6.2. KahaDB Optimization

Overview

The Red Hat JBoss A-MQ message store has undergone a process of evolution. Currently, the KahaDB message store is the default (and recommended) message store, while the AMQ message store and the (original) kaha message store represent earlier generations of message store technology.

KahaDB architecture

The KahaDB architecture—as shown in Figure 6.3, “KahaDB Architecture”—is designed to facilitate high-speed message storage and retrieval. The bulk of the data is stored in rolling journal files (data logs), where all broker events are continuously appended. In particular, pending messages are also stored in the data logs.

Figure 6.3. KahaDB Architecture

KahaDB Architecture
In order to facilitate rapid retrieval of messages from the data logs, a B-tree index is created, which contains pointers to the locations of all the messages embedded in the data log files. The complete B-tree index is stored on disk and part or all of the B-tree index is held in a cache in memory.

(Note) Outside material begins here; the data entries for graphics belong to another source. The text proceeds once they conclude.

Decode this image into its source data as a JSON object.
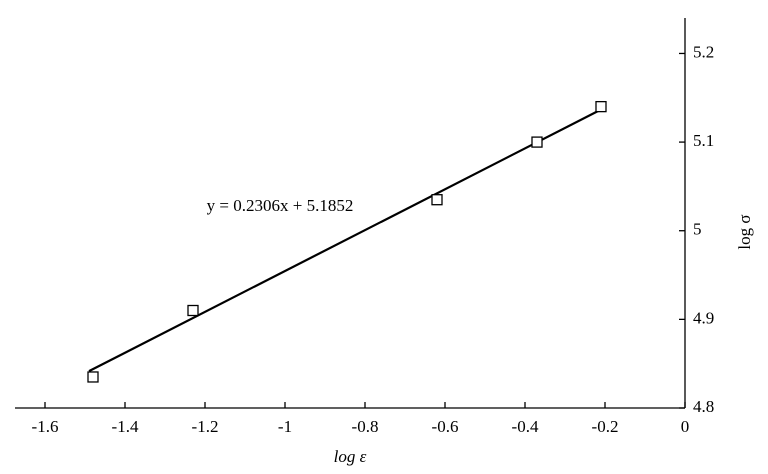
{
  "chart_data": {
    "type": "scatter",
    "xlabel": "log ε",
    "ylabel": "log σ",
    "annotation": "y = 0.2306x + 5.1852",
    "x": [
      -1.48,
      -1.23,
      -0.62,
      -0.37,
      -0.21
    ],
    "values": [
      4.835,
      4.91,
      5.035,
      5.1,
      5.14
    ],
    "fit": {
      "x": [
        -1.49,
        -0.2
      ],
      "values": [
        4.8416,
        5.139
      ]
    },
    "xlim": [
      -1.675,
      0
    ],
    "ylim": [
      4.8,
      5.24
    ],
    "xticks": [
      -1.6,
      -1.4,
      -1.2,
      -1,
      -0.8,
      -0.6,
      -0.4,
      -0.2,
      0
    ],
    "yticks": [
      4.8,
      4.9,
      5,
      5.1,
      5.2
    ],
    "color": "#000000"
  }
}
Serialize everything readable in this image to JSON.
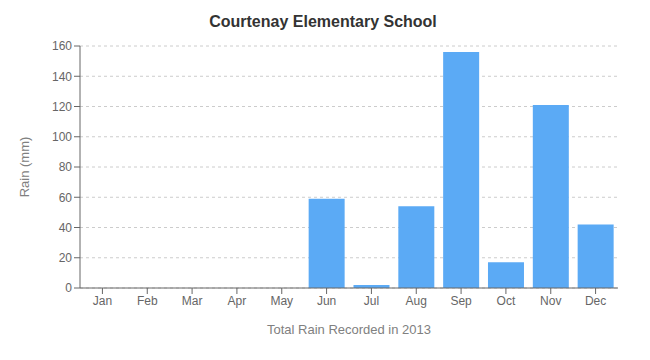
{
  "chart_data": {
    "type": "bar",
    "title": "Courtenay Elementary School",
    "xlabel": "Total Rain Recorded in 2013",
    "ylabel": "Rain (mm)",
    "categories": [
      "Jan",
      "Feb",
      "Mar",
      "Apr",
      "May",
      "Jun",
      "Jul",
      "Aug",
      "Sep",
      "Oct",
      "Nov",
      "Dec"
    ],
    "values": [
      0,
      0,
      0,
      0,
      0,
      59,
      2,
      54,
      156,
      17,
      121,
      42
    ],
    "color": "#5baaf5",
    "ylim": [
      0,
      160
    ],
    "yticks": [
      0,
      20,
      40,
      60,
      80,
      100,
      120,
      140,
      160
    ],
    "grid": true
  }
}
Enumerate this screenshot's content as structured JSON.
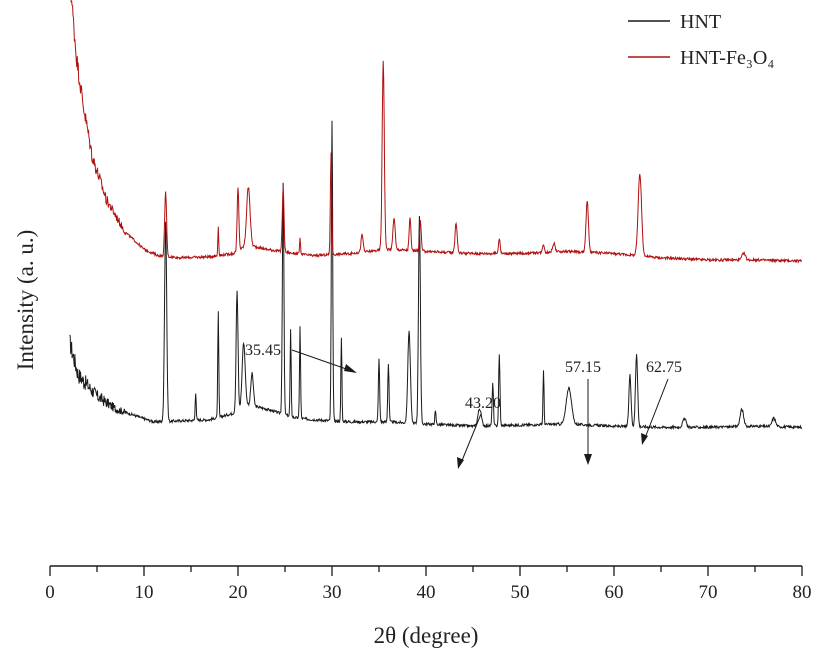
{
  "chart_data": {
    "type": "line",
    "xlabel": "2θ (degree)",
    "ylabel": "Intensity (a. u.)",
    "xlim": [
      0,
      80
    ],
    "xticks": [
      0,
      10,
      20,
      30,
      40,
      50,
      60,
      70,
      80
    ],
    "grid": false,
    "legend_position": "top-right",
    "series": [
      {
        "name": "HNT",
        "color": "#1a1a1a",
        "baseline": [
          [
            2.1,
            0.78
          ],
          [
            3,
            0.63
          ],
          [
            5,
            0.53
          ],
          [
            7,
            0.47
          ],
          [
            9,
            0.44
          ],
          [
            11,
            0.41
          ],
          [
            14,
            0.415
          ],
          [
            17,
            0.42
          ],
          [
            19.5,
            0.45
          ],
          [
            21,
            0.49
          ],
          [
            23,
            0.47
          ],
          [
            26,
            0.43
          ],
          [
            28,
            0.42
          ],
          [
            32,
            0.41
          ],
          [
            36,
            0.41
          ],
          [
            40,
            0.4
          ],
          [
            45,
            0.39
          ],
          [
            50,
            0.395
          ],
          [
            55,
            0.4
          ],
          [
            60,
            0.39
          ],
          [
            65,
            0.385
          ],
          [
            70,
            0.385
          ],
          [
            75,
            0.39
          ],
          [
            80,
            0.385
          ]
        ],
        "peaks": [
          [
            12.3,
            0.93,
            0.25
          ],
          [
            15.5,
            0.13,
            0.12
          ],
          [
            17.9,
            0.49,
            0.12
          ],
          [
            19.9,
            0.56,
            0.22
          ],
          [
            20.6,
            0.3,
            0.35
          ],
          [
            21.5,
            0.15,
            0.3
          ],
          [
            24.8,
            1.07,
            0.18
          ],
          [
            25.6,
            0.4,
            0.12
          ],
          [
            26.6,
            0.43,
            0.12
          ],
          [
            30.0,
            1.39,
            0.16
          ],
          [
            31.0,
            0.39,
            0.12
          ],
          [
            35.0,
            0.29,
            0.15
          ],
          [
            36.0,
            0.27,
            0.15
          ],
          [
            38.2,
            0.43,
            0.3
          ],
          [
            39.3,
            0.97,
            0.22
          ],
          [
            41.0,
            0.06,
            0.15
          ],
          [
            45.7,
            0.08,
            0.4
          ],
          [
            47.1,
            0.2,
            0.15
          ],
          [
            47.8,
            0.33,
            0.15
          ],
          [
            52.5,
            0.25,
            0.12
          ],
          [
            55.2,
            0.17,
            0.6
          ],
          [
            61.7,
            0.24,
            0.25
          ],
          [
            62.4,
            0.34,
            0.25
          ],
          [
            67.5,
            0.04,
            0.4
          ],
          [
            73.6,
            0.08,
            0.4
          ],
          [
            77.0,
            0.04,
            0.4
          ]
        ]
      },
      {
        "name": "HNT-Fe₃O₄",
        "color": "#b01010",
        "baseline": [
          [
            2.1,
            1.38
          ],
          [
            2.8,
            1.02
          ],
          [
            3.5,
            0.8
          ],
          [
            4.5,
            0.55
          ],
          [
            6,
            0.35
          ],
          [
            8,
            0.2
          ],
          [
            10,
            0.12
          ],
          [
            11.5,
            0.09
          ],
          [
            14,
            0.08
          ],
          [
            17,
            0.085
          ],
          [
            19.5,
            0.1
          ],
          [
            21,
            0.14
          ],
          [
            23,
            0.12
          ],
          [
            26,
            0.1
          ],
          [
            28,
            0.09
          ],
          [
            32,
            0.1
          ],
          [
            34,
            0.11
          ],
          [
            36,
            0.12
          ],
          [
            40,
            0.11
          ],
          [
            45,
            0.1
          ],
          [
            50,
            0.1
          ],
          [
            55,
            0.11
          ],
          [
            60,
            0.1
          ],
          [
            65,
            0.08
          ],
          [
            70,
            0.07
          ],
          [
            75,
            0.07
          ],
          [
            80,
            0.065
          ]
        ],
        "peaks": [
          [
            12.3,
            0.3,
            0.22
          ],
          [
            17.9,
            0.14,
            0.1
          ],
          [
            20.0,
            0.29,
            0.2
          ],
          [
            21.1,
            0.27,
            0.4
          ],
          [
            24.8,
            0.3,
            0.2
          ],
          [
            26.6,
            0.07,
            0.12
          ],
          [
            29.9,
            0.47,
            0.16
          ],
          [
            33.2,
            0.08,
            0.25
          ],
          [
            35.45,
            0.88,
            0.25
          ],
          [
            36.6,
            0.15,
            0.25
          ],
          [
            38.3,
            0.15,
            0.2
          ],
          [
            39.4,
            0.14,
            0.2
          ],
          [
            43.2,
            0.14,
            0.25
          ],
          [
            47.8,
            0.07,
            0.2
          ],
          [
            52.5,
            0.04,
            0.2
          ],
          [
            53.6,
            0.04,
            0.3
          ],
          [
            57.15,
            0.24,
            0.28
          ],
          [
            62.75,
            0.38,
            0.4
          ],
          [
            73.8,
            0.03,
            0.4
          ]
        ]
      }
    ],
    "annotations": [
      {
        "label": "35.45",
        "x": 35.45
      },
      {
        "label": "43.20",
        "x": 43.2
      },
      {
        "label": "57.15",
        "x": 57.15
      },
      {
        "label": "62.75",
        "x": 62.75
      }
    ]
  }
}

Evidently, the B-tree index can work more efficiently, if the complete index fits into the cache.

Sample configuration

The following example shows how to configure a broker to use the KahaDB message store, by adding a persistenceAdapter element containing a kahaDB child element:
<broker brokerName="broker" persistent="true" useShutdownHook="false">
  ...
  <persistenceAdapter>
 <kahaDB directory="activemq-data" journalMaxFileLength="32mb"/>
  </persistenceAdapter>
</broker>
The directory property specifies the directory where the KahaDB files are stored and the journalMaxFileLength specifies the maximum size of a data log file.

Performance optimization

You can optimize the performance of the KahaDB message store by modifying the following properties (set as attributes on the kahaDB element):
  • indexCacheSize—(default 10000) specifies the size of the cache in units of pages (where one page is 4 KB by default). Generally, the cache should be as large as possible, to avoid swapping pages in and out of memory. Check the size of your metadata store file, db.data, to get some idea of how big the cache needs to be.
  • indexWriteBatchSize—(default 1000) defines the threshold for the number of dirty indexes that are allowed to accumulate, before KahaDB writes the cache to the store. If you want to maximize the speed of the broker, you could set this property to a large value, so that the store is updated only during checkpoints. But this carries the risk of losing a large amount of metadata, in the event of a system failure (causing the broker to restart very slowly).
  • journalMaxFileLength—(default 32mb) when the throughput of a broker is very large, you can fill up a journal file quite quickly. Because there is a cost associated with closing a full journal file and opening a new journal file, you can get a slight performance improvement by increasing the journal file size, so that this cost is incurred less frequently.
  • enableJournalDiskSyncs—(default true) normally, the broker performs a disk sync (ensuring that a message has been physically written to disk) before sending the acknowledgement back to a producer. You can obtain a substantial improvement in broker performance by disabling disk syncs (setting this property to false), but this reduces the reliability of the broker somewhat.
    Warning
    If you need to satisfy the JMS durability requirement and be certain that you do not lose any messages, do not disable journal disk syncs.
For more details about these KahaDB configuration properties, see Configuring Broker Persistence.

Optimizing disk syncs

On some operating systems, you can obtain better performance by configuring KahaDB to call the fdatasync() system call instead of the fsync() system call (the default), when writing to a file. The difference between these system calls is that fdatasync() updates only the file data, whereas fsync() updates both the file data and the file metadata (for example, the access time).
To enable this optimization, add the following system property setting to the etc/system.properties file in your JBoss A-MQ installation:
org.apache.activemq.kahaDB.files.skipMetadataUpdate=true
Note
This optimization might not be effective on all operating systems, because it ultimately relies on the Java Virtual Machine (JVM) implementation to make the fdatasync() system call. When this option is enabled, the JBoss A-MQ runtime actually makes a call to java.nio.channels.FileChannel#force=false. For some JVMs, this can result in a call to fdatasync() (so that the optimization is effective), but with other JVMs it might be implemented using fsync() (so that the optimization has no effect).
Note
For users of Red Hat Enterprise Linux (RHEL), the implementation of fsync() on RHEL 6 is noticeably slower than on RHEL 4 (this is due to a bug fix in RHEL 6). So, this optimization works particularly well on the RHEL 6 platform, where fdatasync() is significantly faster.